Supplement City Part 3: Vitamin C, Vitamin B, and Calcium
Author and over-50 fitness freak John Shumate shares his supplementation scheme by listing all of his daily supplements, then providing a detailed description of each one in his multi-part series Supplement City.
Part 3: Vitamin C, Vitamin B, and Calcium
So it seems reasonable for anyone to ask up front “ummm, I’m taking my multivitamin daily, why do I need anything else? “
Most multivitamins provide 100% or more of the RDA (recommended daily allowance), so why would anyone add on top of that?
Well, welcome to the world of nutritional debate. Keep in mind that this series is what I do and is only intended a food for thought and a benchmark for what’s right for you. And that, my friend, you will need to decide for yourself based on your own research, because, in my honest opinion, the “evidence” is wide reaching with few right answers.
As you will see, I tend to bias toward the upper dosage limits because of my age, my limited calories, and the demands I place on my body. And I can tell you that, since consuming vitamin supplements at this upper range, I have never felt better or been healthier in my life.
Vitamin C is necessary for the production of collagen, elastin and other structural components of skin as well as bone matrix and other body tissue. Hormones and other components of the nervous system require vitamin C for normal function. Iron absorption, transportation through the bloodstream and storage is facilitated by vitamin C. Vitamin C is also an antioxidant, which means it protects body cells from a naturally destructive chemical process known as oxidation.
A note about vitamin C and cold prevention – multiple, well-respected studies have confirmed that vitamin C has never been proven to reduce the number of colds experienced by anyone other than people who are exposed to extreme exercise or cold temperatures.
And there’s the hitch; people who put their bodies through more stress seem to benefit more from high vitamin doses than the general populous.
Most studies suggest the upper range of vitamin C is 2g daily, and that’s how much I take. To maximize absorption, I take 1g (1,000mg) in the morning and again at night, both times with food.
It’s important to note that the phrase “vitamin B complex” comes from the fact that after vitamin B was discovered and named, it was learned that several other vitamins are wound into vitamin B, but all of the letters around B had been assigned to other vitamins, therefore we have vitamin B subsets of B-1. B-2, B-6, etc…

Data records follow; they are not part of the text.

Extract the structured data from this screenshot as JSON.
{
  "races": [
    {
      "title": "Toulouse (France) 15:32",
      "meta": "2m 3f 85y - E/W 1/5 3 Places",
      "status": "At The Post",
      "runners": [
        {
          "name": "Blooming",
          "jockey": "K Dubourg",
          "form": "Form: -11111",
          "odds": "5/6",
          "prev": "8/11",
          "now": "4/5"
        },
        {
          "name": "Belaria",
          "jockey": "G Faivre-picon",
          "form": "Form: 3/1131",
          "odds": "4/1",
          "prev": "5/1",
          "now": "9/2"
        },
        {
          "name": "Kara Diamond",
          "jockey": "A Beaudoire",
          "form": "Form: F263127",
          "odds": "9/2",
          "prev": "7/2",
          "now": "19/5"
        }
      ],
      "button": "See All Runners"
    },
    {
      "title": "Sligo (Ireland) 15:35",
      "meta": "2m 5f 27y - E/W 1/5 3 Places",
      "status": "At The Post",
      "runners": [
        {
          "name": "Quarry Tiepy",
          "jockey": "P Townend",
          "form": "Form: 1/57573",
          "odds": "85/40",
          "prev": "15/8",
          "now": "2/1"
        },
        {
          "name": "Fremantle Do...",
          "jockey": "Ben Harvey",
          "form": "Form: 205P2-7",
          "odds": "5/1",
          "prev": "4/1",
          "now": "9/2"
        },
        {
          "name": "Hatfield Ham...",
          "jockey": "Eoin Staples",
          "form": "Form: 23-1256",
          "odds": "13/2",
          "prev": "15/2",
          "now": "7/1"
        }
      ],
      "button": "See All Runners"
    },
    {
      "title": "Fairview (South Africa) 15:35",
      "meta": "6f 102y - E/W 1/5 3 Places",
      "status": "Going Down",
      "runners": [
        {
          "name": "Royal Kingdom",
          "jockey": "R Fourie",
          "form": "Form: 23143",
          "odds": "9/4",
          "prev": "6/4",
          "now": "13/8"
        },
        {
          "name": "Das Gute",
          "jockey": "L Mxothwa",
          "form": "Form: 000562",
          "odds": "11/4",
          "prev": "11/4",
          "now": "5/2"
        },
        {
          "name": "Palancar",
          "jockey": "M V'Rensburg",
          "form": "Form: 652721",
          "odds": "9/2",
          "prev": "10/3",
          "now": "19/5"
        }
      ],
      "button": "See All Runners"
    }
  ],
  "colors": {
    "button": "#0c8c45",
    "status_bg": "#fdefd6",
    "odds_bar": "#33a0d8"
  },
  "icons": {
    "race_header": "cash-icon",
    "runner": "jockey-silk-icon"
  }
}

The B vitamin group is made up of the following:
Vitamin B1 – Thiamine
Vitamin B2 – Riboflavin
Vitamin B3 – Niacin
Vitamin B5 – Pantothenic Acid
Vitamin B6 – Pyridoxine
Vitamin B7 – Biotin
Vitamin B9 – Folic Acid
Vitamin B12 – Cobalamin
Vitamin B is required to maintain your body’s health. It’s used by your body to maintain healthy red blood cells. It also helps to keep nerves and tissue healthy, and it’s important to the immune system and helps to maintain healthy skin and hair, and is also great for energy and mood, among other things.
Because of its many benefits I personally take high doses of vitamin B, the RDA for vitamin B is very low so I take about 10x that amount. it’s not dangerous to take high doses in this range as long as you aren’t allergic to it (which is rare), plus the fact that the B vitamins are water-soluble, so your body will excrete what it can’t use.
Calcium is a mineral needed by the body for healthy bones, teeth, and proper function of the heart, muscles, and nerves.
Calcium is also required for vascular contraction and vasodilation, muscle function, nerve transmission, intracellular signaling and hormonal secretion. A large decline in bone mass occurs in older adults, increasing the risk of osteoporosis (yes, this happens to men).
The body cannot produce calcium; therefore, it must be absorbed through food. Of the many calcium supplements available, I take calcium citrate, because it is more easily assimilated than other forms, especially by older people with less stomach acid.
Getting the right amount of calcium can be a challenge. The government recommends that adults take 1000 mg a day of calcium, but it also says no one over 50 should be taking more than 2000 mg a day because our bodies can’t absorb more than that.
My diet is almost completely void of dairy, and, as already made clear, I place a lot of demands on my body. Additionally, I hydrate extremely well, consumer about 1 gallon of water daily, so I’m more likely to flush out excess nutrients like calcium that my body doesn’t need. Therefore, I’m on the high side, taking about 1,500 mg daily.